Un artista -este artista, Miguel Escalona- sólo es un constructor de símbolos, aquello que vale para ser mostrado como señal en cuya presencia nos reconocemos, precisamente en el significado invisible al que cada signo alude. Es, pues, necesario reconstruir con la mágica arquitectura la exactitud los infinitos matices y estilos de nuestra identidad -perdida entre códigos, prisas y máquinas- para que los objetos, más vivos aún que nosotros, nos recuerden quiénes éramos. Más todavía: nos griten con su insultante belleza quienes somos.

¿Tan muertos estábamos que han de resucitarnos los objetos? Tal vez ha nacido una nueva era para el arte: «La rebelión de los objetos». Un arte que no requiere tantas habilidades en las manos como un saber ver con la mirada. El artista sólo inicia el camino...

¿Puede suceder algo tan maravillo como resucitar, recuperar aquello que en una época del tiempo existió, y que nosotros lapidamos por un cambio de la humanidad? Pues sí, sucede; sucede de una forma mágica que funde la memoria de las imágenes con los lenguajes del presente en una arquitectura poética, resultando de esta empresa, casi solitaria, una de las aventuras más geniales y fascinantes del arte en nuestro siglo. Pues sí sucede; sucede en el estudio de Miguel Escalona, donde empieza el despertar de su vocación artística, una vocación activa hasta la creación, instinto de coleccionista, que con iluminar los objetos con las luces de la vida pierden su carácter inerte, advirtiendo la belleza y el significado que su interior esconde.

Las posibilidades del lenguaje son muchas y, además, se ajustan perfectamente a determinados rasgos de su personalidad, a su visión caprichosa y laberíntica de la cultura, a su propio modo de relacionarse con las imágenes y los objetos, permitiéndole, al mismo tiempo, una articulación de su mundo interior con el exterior en el que se funde, mediante construcciones armónicas, el sentido metafísico y poético de su obra artística, tan extensa, que para comprenderla es necesario abrir un abanico de múltiples intereses culturales, los cuales ganan en complejidad a medida que transcurre su vida creativa.

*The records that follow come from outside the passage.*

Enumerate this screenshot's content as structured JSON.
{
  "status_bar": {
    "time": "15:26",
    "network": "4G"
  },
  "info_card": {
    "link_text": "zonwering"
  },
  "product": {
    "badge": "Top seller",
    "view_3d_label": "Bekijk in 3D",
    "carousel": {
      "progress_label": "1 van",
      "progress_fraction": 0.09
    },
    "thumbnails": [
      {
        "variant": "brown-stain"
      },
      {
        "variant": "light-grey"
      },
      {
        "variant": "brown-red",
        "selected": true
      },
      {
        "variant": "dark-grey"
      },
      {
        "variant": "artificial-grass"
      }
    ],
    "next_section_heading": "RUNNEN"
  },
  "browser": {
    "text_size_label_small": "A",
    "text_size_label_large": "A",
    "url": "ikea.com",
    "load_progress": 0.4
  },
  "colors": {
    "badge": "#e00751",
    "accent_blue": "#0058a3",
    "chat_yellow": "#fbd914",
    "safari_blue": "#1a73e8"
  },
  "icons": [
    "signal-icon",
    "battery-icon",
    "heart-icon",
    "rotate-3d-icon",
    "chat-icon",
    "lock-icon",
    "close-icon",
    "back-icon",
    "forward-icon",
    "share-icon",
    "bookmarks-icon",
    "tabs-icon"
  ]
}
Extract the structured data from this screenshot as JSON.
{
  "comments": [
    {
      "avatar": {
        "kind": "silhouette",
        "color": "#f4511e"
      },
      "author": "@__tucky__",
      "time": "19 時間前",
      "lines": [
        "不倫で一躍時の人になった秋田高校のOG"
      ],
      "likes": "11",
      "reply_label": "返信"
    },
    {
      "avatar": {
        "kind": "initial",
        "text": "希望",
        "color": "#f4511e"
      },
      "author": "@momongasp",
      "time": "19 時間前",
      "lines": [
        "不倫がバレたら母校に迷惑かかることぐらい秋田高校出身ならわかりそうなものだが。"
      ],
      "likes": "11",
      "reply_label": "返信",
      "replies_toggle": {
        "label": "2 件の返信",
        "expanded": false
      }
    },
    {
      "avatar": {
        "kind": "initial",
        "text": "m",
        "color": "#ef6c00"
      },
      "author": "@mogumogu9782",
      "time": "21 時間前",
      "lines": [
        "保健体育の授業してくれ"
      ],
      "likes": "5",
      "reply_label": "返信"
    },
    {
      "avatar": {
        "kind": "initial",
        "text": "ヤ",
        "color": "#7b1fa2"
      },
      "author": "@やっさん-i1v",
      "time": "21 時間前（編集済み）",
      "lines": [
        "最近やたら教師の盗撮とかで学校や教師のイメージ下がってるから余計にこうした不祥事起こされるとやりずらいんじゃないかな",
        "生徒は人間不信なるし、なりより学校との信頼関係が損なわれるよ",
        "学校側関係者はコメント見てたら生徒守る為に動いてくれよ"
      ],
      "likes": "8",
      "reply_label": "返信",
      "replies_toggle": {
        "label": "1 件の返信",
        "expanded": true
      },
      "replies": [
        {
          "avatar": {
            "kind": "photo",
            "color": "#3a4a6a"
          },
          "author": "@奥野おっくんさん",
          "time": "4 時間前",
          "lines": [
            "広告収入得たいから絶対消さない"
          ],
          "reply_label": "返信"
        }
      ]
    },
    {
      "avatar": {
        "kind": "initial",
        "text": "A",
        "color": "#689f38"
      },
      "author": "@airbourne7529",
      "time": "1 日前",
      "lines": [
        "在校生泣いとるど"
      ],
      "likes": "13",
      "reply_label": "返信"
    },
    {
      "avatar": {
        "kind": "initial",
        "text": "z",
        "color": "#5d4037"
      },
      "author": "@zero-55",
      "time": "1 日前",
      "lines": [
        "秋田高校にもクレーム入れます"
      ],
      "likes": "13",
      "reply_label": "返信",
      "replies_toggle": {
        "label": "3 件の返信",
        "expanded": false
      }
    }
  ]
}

Sin embargo, no es difícil deducir lo que en ella se refleja; todas las preocupaciones omnipresentes a lo largo de las diferentes etapas de su vida, engaños y desengaños, ilusiones y desilusiones... producto de una sociedad desordenada llegando a una situación caótica en la que nada es bello, sin ningún tipo de estímulo que permita seguir avanzando (Eppur si Muove, Príncipe Rojo, La Espera, Todos somos Inquisidores, La Muerte...), lo que genera fragilidad (Frágil), nostalgia (Baltasar)... convirtiéndose en lágrimas, manos que te hablan, ojos y miradas que te observan… objetos que expresan el sentir de lo oculto.

 

 
 

Naturaleza Muerta II

Manuel Escalona
Técnica mixta
70 x 80 cm

 

Hasta el 29 de septiembre de 2013 en el Palacio Pimentel de Valladolid (Calle Angustias, nº 44)
Horario: laborables, de 12:00 a 14:00 y de 19:00 a 21:00 horas; festivos, de 12:00 a 14:00 horas.